Os programas de ajustamento foram uma espécie de demolição controlada da economia grega. Mas as consequências foram bastante piores do que o FMI previa. Como se pode ver, o colapso grego foi incomparavelmente superior ao dos restantes países periféricos da Zona Euro em 2008-12 e também ao da crise financeira asiática de 1996-97. Na verdade, só é comparável com a Grande Depressão de 1939 nos EUA, a maior do século XX, e da qual a economia norte-americana recuperou bastante mais rapidamente.

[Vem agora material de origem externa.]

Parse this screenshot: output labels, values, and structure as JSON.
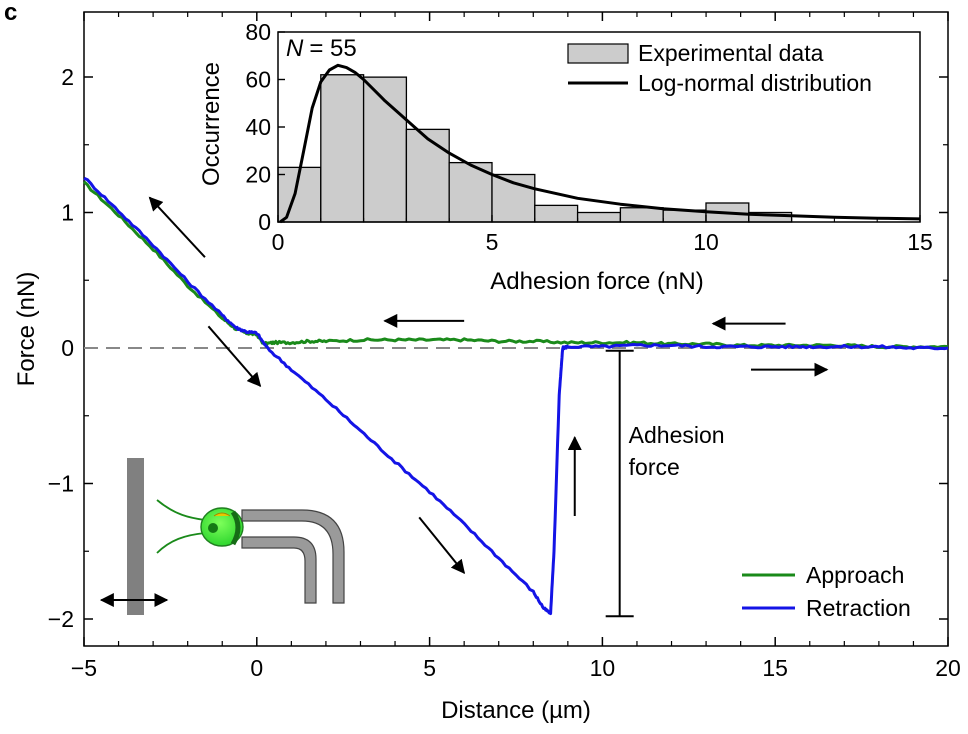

As diferenças nas trajetórias das duas economias têm uma relação bastante clara com a política económica seguida em cada contexto. Se, nos EUA, a Grande Depressão motivou um conjunto de estímulos orçamentais – o New Deal – que reanimou a atividade económica através do investimento público e viria a marcar a história da política económica de inspiração keynesiana, a Grécia adotou a resposta oposta face à crise financeira de 2008, seguindo a estratégia da austeridade e contenção drástica da despesa pública receitada pelo FMI. As medidas de austeridade agravaram a quebra de rendimento e, com isso, prolongaram a recessão com impactos devastadores na economia grega: a taxa de desemprego, que era inferior a 8% em 2008 e atingiu os 28% em 2013, ainda não voltou aos valores pré-crise.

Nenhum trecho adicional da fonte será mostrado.